I preached this sermon at St. Lydia's on Sunday, November 18, as part of our exploration of the Gospel of Luke. The text is Luke 1:1-25; read it here.
You only got to offer incense at the temple
once in your life.
That was it.
Just once.
Just once did a priest have the opportunity
to pass through the entire assembly,
climb the stairs of the temple,
and enter the that most sacred place,
the Holy of Holies,
and pour out incense onto the fire.
Zechariah and all those gathered there praying
understood the curls of smoke rising up to the heavens
to represent the prayers of all of the people
rising up to God,
and Zechariah prayed,
as he did this thing,
that God would find those prayers pleasing.
When he opened his eyes,
there was something with him in the Holy of Holies.
A strange other-worldly presence
emerging through the haze and shimmer of the smoke-filled room.
Do not be afraid,
the angel told him.
Your prayer has been heard.
Like Abraham and Sarah,
their ancestors in the faith,
Zechariah and Elizabeth had waited,
for many years,
for a child.
Perhaps they had been waiting so long
that they thought their prayer would go unanswered.
Perhaps they had been waiting so long
that they thought God was deaf to their cries.
Perhaps they had been waiting so long,
they gave up hope that this particular blessing
would fall on them.
And now,
in a moment,
something had turned.
*
Zechariah and Elizabeth
were not the only ones were were waiting for something.
At that time,
the entire nation of Israel
was positioned on the brink of its own future.
Waiting for a Messiah.
Waiting for someone:
a king, a powerful ruler,
who would tip the scales and turn the world toward justice.
They were waiting for that King
that the prophesies foretold
who would topple Herod from his throne
and reign with fairness and equity.
All of Israel was waiting.
For the salvation of the world.
Just like all of you are waiting.
For something.
For some missing piece that has yet to be fulfilled.
That thing that you live in expectation of.
That thing that you hope will enter in one day,
restoring that which has been lost...
redeeming that which has been defiled...
re-making that which has decayed.
Just like Zechariah,
you live in hope.
And just like him, you are waiting.
*
If the stories of our holy book,
teach us anything,
it’s to expect God to do her thing
in the most unlikely places possible.
God chooses Zechariah and Elizabeth,
who are getting on in years,
and gave up hope of having children long ago,
to parent John the Baptist.
And in a cunning, second reversal,
it is not John, the son of the the righteous and good priest,
born to parents much to old who is the Messiah,
but some kid from Nazareth,
born to parents much too young.
Parents who, it seems, were hastily married after his birth.
Israel’s been waiting for a messiah,
a King,
and when they think they’ve found him,
this John, a prophet,
it turns out it’s actually that guy's cousin --
somebody no one’s ever heard of called Jesus.

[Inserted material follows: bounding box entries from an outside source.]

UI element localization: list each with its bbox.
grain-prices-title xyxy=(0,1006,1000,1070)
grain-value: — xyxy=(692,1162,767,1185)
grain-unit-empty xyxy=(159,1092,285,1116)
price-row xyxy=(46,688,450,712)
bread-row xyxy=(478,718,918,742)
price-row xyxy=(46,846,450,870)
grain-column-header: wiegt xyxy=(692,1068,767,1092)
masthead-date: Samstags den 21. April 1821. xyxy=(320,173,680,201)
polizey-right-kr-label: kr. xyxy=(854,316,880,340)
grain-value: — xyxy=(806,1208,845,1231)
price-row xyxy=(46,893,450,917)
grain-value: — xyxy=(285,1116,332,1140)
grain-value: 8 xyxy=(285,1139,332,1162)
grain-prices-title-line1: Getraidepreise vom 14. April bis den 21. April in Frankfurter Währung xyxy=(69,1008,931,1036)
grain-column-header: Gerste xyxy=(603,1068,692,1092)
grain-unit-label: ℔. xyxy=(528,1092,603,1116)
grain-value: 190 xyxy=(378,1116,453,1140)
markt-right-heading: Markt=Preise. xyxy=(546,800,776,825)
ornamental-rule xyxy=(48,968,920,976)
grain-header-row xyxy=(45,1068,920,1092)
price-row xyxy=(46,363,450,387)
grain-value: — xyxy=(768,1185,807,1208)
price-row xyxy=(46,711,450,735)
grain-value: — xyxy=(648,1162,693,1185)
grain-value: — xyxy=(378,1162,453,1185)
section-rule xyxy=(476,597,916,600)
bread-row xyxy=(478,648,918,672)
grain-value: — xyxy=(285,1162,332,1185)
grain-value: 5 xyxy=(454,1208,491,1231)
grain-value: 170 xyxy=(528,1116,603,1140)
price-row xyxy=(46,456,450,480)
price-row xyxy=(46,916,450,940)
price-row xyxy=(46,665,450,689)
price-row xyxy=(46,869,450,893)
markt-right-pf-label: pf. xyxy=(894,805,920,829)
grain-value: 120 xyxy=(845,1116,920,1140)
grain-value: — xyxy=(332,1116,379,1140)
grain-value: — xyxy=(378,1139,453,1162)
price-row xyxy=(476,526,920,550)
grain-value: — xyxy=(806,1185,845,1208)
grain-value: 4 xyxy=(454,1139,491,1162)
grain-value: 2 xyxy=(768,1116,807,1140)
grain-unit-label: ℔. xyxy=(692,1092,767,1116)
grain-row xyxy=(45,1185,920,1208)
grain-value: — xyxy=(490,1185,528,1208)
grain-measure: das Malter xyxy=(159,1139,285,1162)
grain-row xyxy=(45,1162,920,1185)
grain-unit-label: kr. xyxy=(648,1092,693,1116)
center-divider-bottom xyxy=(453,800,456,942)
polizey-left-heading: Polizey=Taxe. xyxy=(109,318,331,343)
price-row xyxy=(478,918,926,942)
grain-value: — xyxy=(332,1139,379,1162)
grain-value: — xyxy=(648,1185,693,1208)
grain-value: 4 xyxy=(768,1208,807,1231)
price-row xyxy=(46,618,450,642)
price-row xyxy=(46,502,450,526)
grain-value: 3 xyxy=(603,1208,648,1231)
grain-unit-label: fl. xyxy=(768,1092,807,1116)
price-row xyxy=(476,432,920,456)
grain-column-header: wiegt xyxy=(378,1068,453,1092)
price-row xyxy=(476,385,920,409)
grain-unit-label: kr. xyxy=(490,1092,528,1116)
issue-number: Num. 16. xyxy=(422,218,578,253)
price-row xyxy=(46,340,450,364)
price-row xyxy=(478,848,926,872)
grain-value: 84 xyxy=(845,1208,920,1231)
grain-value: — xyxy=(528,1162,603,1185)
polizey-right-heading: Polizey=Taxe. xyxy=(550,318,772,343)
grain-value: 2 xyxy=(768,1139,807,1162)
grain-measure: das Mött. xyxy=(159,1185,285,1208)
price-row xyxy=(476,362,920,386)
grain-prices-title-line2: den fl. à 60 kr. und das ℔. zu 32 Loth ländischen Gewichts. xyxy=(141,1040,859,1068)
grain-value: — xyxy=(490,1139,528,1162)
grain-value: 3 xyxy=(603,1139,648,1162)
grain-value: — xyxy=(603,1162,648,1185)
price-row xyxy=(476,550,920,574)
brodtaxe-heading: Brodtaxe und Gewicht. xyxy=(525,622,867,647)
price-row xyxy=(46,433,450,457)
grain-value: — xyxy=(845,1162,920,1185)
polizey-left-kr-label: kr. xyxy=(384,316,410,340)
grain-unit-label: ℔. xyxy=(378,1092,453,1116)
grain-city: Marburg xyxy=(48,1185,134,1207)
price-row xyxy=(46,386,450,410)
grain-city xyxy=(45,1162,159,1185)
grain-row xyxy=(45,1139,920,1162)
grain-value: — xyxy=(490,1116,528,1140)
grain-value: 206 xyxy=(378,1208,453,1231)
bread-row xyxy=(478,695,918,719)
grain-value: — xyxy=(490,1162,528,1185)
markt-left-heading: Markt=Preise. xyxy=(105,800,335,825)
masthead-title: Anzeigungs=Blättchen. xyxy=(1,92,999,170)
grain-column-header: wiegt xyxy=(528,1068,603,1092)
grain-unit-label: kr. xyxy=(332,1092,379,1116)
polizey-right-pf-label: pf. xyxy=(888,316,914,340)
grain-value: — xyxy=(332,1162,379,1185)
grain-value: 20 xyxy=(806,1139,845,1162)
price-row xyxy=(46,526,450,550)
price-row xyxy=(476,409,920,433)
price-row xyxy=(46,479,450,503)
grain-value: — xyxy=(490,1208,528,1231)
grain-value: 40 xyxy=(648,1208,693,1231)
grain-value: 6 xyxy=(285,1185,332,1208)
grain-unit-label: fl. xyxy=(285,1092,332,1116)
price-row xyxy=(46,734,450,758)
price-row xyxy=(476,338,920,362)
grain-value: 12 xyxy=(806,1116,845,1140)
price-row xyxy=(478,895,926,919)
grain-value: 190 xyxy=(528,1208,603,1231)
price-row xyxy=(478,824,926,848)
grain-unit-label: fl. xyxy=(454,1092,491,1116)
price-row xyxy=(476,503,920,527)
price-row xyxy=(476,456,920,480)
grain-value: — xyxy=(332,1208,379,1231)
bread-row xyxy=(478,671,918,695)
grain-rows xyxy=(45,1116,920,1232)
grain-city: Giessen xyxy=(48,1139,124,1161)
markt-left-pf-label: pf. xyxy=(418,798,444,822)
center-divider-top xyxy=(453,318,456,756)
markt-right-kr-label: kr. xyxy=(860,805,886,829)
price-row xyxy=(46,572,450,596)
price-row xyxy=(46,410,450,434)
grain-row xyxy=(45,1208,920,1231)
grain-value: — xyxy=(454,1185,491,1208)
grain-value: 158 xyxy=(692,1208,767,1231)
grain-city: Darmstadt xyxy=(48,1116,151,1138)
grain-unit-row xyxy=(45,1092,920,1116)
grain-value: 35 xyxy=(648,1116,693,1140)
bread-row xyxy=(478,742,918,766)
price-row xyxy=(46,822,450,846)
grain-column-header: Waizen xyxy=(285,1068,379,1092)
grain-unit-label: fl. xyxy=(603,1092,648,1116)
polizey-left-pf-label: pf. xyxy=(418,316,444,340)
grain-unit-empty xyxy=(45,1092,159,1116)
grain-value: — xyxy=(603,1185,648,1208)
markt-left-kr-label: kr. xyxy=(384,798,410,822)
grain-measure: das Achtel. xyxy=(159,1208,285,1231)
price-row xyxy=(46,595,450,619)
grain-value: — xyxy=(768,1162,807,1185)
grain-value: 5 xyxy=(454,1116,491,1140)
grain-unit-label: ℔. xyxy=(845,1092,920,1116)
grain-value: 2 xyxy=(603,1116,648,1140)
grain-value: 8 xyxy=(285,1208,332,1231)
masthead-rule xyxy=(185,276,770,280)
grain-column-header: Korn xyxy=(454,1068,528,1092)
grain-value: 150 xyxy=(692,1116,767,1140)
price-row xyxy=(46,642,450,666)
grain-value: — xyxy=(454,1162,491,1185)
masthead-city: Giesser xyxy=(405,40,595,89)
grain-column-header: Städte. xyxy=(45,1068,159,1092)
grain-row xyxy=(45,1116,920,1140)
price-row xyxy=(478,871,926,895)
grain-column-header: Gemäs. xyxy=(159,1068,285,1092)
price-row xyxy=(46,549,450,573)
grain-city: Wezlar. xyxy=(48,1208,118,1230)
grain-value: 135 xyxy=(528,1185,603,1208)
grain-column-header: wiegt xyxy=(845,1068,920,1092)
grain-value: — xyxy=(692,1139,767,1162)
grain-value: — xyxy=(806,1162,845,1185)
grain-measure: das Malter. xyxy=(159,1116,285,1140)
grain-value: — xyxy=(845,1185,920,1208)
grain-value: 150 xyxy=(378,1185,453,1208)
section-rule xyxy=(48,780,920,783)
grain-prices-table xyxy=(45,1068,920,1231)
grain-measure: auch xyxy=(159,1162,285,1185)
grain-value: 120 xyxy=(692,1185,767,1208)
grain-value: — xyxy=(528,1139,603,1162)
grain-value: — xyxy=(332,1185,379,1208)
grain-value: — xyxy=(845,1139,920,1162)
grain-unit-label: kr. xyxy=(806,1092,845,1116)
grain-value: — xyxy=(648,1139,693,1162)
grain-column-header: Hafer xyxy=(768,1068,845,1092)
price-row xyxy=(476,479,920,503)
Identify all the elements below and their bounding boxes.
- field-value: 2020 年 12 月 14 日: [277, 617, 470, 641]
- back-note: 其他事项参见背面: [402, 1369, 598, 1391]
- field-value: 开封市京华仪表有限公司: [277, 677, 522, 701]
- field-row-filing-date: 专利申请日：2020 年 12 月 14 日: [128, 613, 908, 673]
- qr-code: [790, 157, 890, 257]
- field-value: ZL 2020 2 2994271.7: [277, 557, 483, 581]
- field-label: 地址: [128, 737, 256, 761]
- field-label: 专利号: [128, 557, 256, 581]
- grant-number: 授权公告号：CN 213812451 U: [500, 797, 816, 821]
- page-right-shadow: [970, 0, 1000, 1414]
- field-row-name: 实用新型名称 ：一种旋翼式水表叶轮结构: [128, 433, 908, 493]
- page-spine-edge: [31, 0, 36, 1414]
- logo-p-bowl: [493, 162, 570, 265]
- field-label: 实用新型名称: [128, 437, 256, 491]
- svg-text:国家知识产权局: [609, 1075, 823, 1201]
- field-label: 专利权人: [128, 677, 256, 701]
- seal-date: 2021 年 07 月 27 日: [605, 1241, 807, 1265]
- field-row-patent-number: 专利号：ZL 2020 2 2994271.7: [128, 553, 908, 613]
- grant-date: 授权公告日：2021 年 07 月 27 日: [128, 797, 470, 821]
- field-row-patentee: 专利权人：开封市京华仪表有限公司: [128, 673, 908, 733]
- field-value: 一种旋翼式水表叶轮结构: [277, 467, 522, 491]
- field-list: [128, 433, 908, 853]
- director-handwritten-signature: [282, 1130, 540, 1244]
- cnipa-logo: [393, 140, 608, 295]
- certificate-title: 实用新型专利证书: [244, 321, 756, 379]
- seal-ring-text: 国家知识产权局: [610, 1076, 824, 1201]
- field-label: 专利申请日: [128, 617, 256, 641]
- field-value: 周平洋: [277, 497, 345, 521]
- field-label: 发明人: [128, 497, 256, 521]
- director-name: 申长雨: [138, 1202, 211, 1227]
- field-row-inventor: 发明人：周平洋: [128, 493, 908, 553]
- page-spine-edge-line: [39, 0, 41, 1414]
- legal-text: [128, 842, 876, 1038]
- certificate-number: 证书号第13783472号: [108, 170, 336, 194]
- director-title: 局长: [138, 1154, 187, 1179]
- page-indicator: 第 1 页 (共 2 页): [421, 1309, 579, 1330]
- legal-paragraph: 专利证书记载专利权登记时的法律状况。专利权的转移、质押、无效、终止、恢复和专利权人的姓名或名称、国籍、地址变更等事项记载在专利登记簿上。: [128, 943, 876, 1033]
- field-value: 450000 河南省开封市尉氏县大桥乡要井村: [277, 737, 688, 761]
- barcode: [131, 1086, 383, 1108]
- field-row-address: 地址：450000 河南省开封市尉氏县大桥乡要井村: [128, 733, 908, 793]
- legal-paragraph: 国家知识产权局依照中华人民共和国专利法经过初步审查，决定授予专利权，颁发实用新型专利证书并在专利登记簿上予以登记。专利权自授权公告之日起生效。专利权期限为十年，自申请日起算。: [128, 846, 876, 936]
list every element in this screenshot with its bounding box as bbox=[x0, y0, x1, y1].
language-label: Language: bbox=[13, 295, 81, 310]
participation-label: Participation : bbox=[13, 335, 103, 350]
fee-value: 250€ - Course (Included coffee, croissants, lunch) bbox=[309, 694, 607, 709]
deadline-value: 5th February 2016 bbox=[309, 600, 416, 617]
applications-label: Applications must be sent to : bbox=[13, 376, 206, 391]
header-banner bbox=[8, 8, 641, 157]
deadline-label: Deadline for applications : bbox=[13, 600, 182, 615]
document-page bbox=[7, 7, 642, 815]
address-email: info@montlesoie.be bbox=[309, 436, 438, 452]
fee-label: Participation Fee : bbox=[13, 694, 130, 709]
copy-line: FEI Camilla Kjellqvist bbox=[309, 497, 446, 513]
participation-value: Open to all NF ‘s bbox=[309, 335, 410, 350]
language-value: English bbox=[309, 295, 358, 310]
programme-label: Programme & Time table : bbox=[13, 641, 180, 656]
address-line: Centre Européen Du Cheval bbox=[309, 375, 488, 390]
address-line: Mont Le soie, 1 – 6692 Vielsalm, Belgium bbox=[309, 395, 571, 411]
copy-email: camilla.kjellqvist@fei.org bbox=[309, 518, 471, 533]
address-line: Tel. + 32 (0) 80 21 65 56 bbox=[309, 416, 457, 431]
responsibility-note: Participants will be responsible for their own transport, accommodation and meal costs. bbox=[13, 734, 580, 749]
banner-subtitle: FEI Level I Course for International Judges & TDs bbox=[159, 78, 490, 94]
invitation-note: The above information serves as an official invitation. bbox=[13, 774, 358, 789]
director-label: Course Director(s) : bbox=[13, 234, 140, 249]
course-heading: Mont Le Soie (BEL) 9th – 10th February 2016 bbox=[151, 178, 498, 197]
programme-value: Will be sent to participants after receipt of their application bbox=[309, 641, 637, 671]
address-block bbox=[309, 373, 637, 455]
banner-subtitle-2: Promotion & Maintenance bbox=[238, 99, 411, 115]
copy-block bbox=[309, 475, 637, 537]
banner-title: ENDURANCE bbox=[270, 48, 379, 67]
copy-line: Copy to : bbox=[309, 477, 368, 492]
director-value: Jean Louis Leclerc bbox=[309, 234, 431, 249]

So what can we glean from this story?
What can we decipher about what God is up to?
We might be tempted to presume
that God answers our prayers when we least suspect it.
But I think that interpretation sells God short,
turning God into a kind of fairy godmother in the sky
who grants wishes just when we’ve given up hope.
God didn’t choose Zechariah and Elizabeth to bear a son
because it was their most fervent hope and prayer,
the thing they had been waiting for all these years.
God chose them to play a role in a great cosmic drama:
the world was about to turn.
And they were going to help turn it.
It’s not wishes God answers,
it’s not happy endings that God grants,
but the slow, unfolding fulfillment of the hope that is within us.
That thing that we live in expectation of.
Then why Zechariah and Elizabeth?
Again, what might we glean from this story
about what God is up to?
Perhaps it is that God acts in the last place we might expect.
Even in ways we might find unreasonable or inconvenient.
Or excessive or wasteful or absurd.
God chooses a barren field in the bleak midwinter,
hard as iron and crusted with frost,
and causes it to bloom.
God chooses Elizabeth,
who is barren,
and causes her to conceive.
God chooses Mary,
who is young and poor,
and causes her to give birth to a savior.
Again and again in this gospel,
as we work our way through its story,
we will see God, through Jesus,
choose those who stand on the outside:
those who have little
and those who are despised,
to do unexpected things.
God chooses them,
on the outside,
to restore that which has been lost...
re-make that which has decayed.
to redeem that which has been defiled...
Just like Zechariah,
you live in hope.
And just like him, you are waiting.
It is the most unexpected places where God will do her work in you.
The fields of your heart
which are dead and bare;
the fields of your heart
which are hard as iron and crusted with snow,
these are the fields
in which God plants
and harvests.
Those are the fields that God chooses
to do God’s work.
These are the fields from which the world begins to turn.
*
We share the sermon at St. Lydia’s. And so I invite you to reflect in silence and then, if you feel moved, to share a story that’s been sparked for you by the text.